I have a tensor A
that has shape (batch_size, width, height)
. Assume that it has these values:
A = torch.tensor([[[0, 1],
[1, 0]]])
I am also given a number K
that is a positive integer. Let K=2
in this case. I want to do a process that is similar to reverse pooling and replicate padding. This is the expected output:
B = torch.tensor([[[0, 0, 1, 1],
[0, 0, 1, 1],
[1, 1, 0, 0],
[1, 1, 0, 0]]])
Explanation: for each element in A
, we expand it to the matrix of shape (K, K)
, and put it in the result tensor. We continue to do this with other elements, and let the stride between them equals to the kernel size (that is, K
).
How can I do this in PyTorch? Currently, A
is a binary mask, but it could be better if I can expand it to non-binary case.
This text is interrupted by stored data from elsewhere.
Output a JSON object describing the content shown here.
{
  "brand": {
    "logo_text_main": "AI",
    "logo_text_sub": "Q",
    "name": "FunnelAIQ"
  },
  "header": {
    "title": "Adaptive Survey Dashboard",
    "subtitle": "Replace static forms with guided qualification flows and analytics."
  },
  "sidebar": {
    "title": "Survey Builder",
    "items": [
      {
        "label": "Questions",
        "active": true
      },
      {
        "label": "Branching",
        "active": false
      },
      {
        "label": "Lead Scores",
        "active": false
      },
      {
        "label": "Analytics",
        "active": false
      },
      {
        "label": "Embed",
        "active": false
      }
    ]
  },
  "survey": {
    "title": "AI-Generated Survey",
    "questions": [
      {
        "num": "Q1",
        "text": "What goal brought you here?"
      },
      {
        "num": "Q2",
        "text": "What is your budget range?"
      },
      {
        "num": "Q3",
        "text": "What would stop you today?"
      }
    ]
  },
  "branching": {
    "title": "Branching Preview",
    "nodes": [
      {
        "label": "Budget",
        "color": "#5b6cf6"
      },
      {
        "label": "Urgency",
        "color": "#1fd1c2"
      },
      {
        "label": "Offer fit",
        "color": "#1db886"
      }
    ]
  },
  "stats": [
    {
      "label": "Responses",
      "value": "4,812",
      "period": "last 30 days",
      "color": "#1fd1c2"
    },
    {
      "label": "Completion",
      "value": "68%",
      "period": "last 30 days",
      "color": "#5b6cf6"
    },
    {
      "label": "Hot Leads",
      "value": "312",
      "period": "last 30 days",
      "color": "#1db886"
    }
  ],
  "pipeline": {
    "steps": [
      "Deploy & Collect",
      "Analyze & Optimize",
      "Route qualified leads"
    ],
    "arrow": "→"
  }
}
You can get your desired output by expanding twice:
def dilate(t, k):
x = t.squeeze()
x = x.unsqueeze(-1).expand([*x.shape,k])
x = x.unsqueeze(-1).expand([*x.shape,k])
x = torch.cat([*x], dim=1)
x = torch.cat([*x], dim=1)
x = x.unsqueeze(0)
return x
B = dilate(A, k)
If you don't mind corners potentially 'bleeding' in larger expansions (since it uses Euclidean as opposed to Manhattan distance when determining 'nearest' points to interpolate), a simpler method is to just resize
:
import torchvision.transforms.functional as F
B = F.resize(A, A.shape[-1]*k)
For completeness:
MaxUnpool2d
takes in as input the output ofMaxPool2d
including the indices of the maximal values and computes a partial inverse in which all non-maximal values are set to zero.